Setiap tahunnya kita menyambut Ramadhan dengan penuh suka cita. Tidak mutlak memang, namun sebagian besar kita bahagia saat Ramadhan datang. Ada yang gembira karena Ramadhan menjadi ajang meraup keuntungan sebanyak mungkin, contohnya para penjaja takjil dan santap sahur. Ada pula yang menjadikan Ramadhan sebagai sarana memikat pelanggan lebih banyak, seperti para pengusaha yang memberi diskon besar-besaran di toko mereka. Keduanya hanya berurusan dengan keuntungan duniawi, yang melimpah sesaat dan lekas hilang dalam sekejap.
Sebagian besar lainnya menjadikan Ramadhan sebagai sarana menambah pundi-pundi pahala. Seperti seorang pengajar yang menebar pengetahuan ke murid-muridnya. Seorang kiai mengaji bersama para santrinya. Para jamaah yang sibuk menghadiri kajian-kajian.
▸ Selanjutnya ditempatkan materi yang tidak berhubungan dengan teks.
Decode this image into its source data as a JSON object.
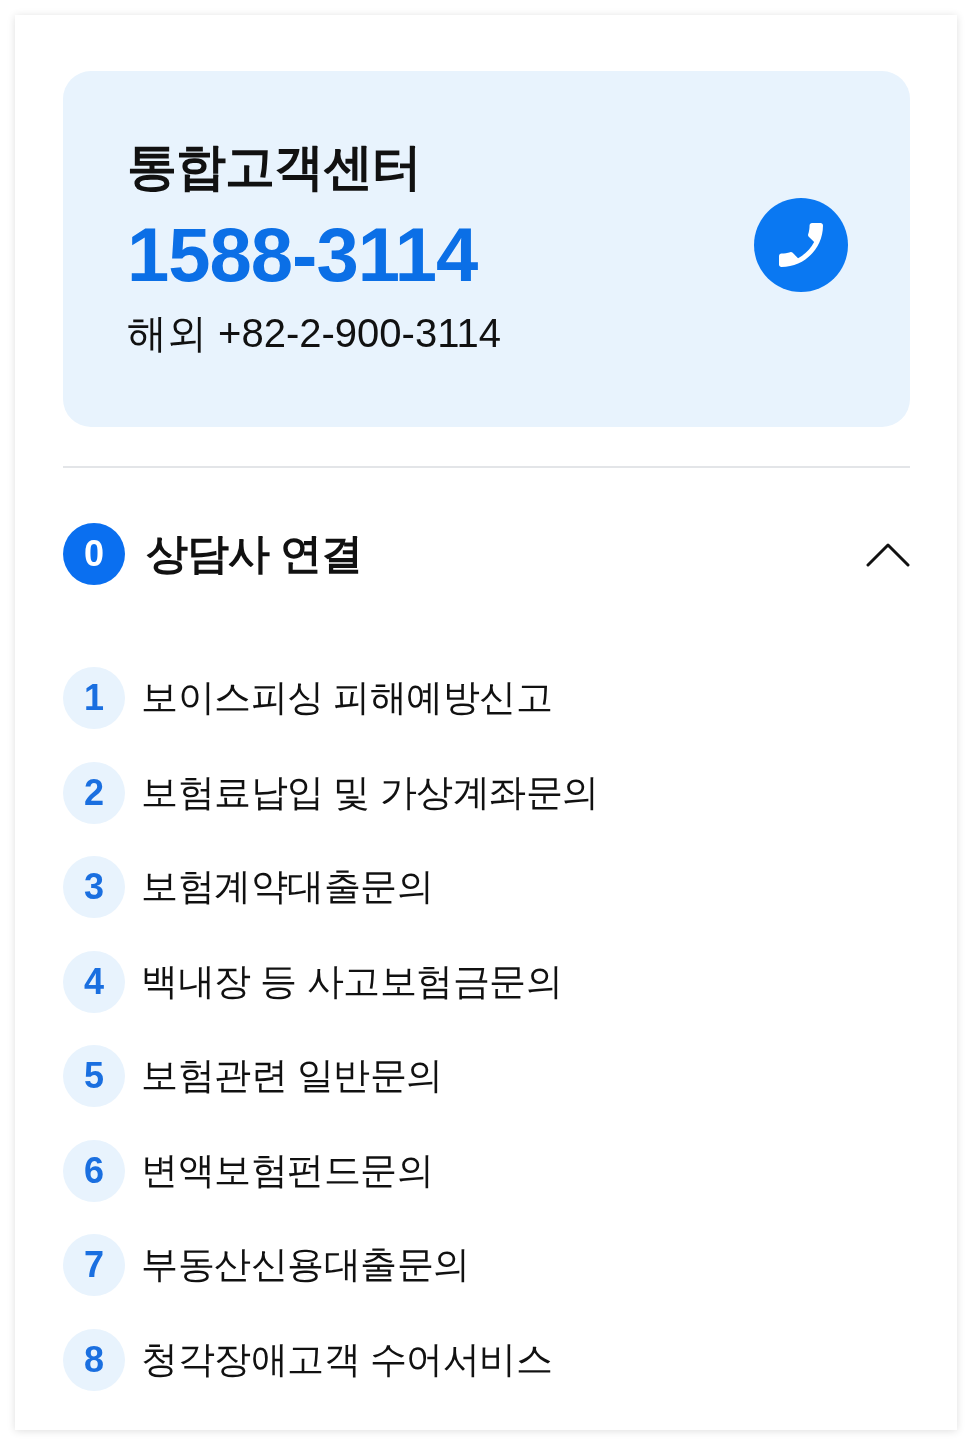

Bahkan seorang mukmin yang hanya ingin mendedikasikan Ramadhan dengan memperbanyak taubat, ibadah, dan zikir guna mendekatkan diri pada Sang Khaliq.
Sebagaimana kita pahami bersama, di balik niat seseorang berpuasa yaitu agar menjadi orang yang semakin bertakwa. Namun ini adalah tujuan akhir; hasil dari seorang mukmin yang ibadahnya benar-benar membekas. Tapi dalam proses menuju hasil akhir, puasa juga memiliki beberapa faedah ruhaniyah penting yang akan didapatkan oleh orang yang beribadah dengan kesungguhan di bulan ini.
Faedah Ruhaniyah Puasa
Pertama, dengan puasa kita dapat meminimalisir godaan setan. Bayangkan jika setahun penuh tidak ada Ramadhan, sepanjang itu pula kita digoda setan dengan berbagai tipuan; baik ketertipuan dunia maupun apa yang ada dalam hati kita. Sebab Rasulullah ﷺ pun telah mewanti-wanti umatnya dengan sebuah hadis,
إنَّ الشَّيْطانَ يَجْرِيْ مِنَ الْإِنْسَانِ مَجْرَى الدَّمِ
“Sungguh (pengaruh) setan menjalar di tubuh manusia sebagaimana aliran darah“. [HR. Muslim] dalam riwayat lain ditambahkan, “Maka sempitkanlah aliran itu dengan cara lapar dan berpuasa“.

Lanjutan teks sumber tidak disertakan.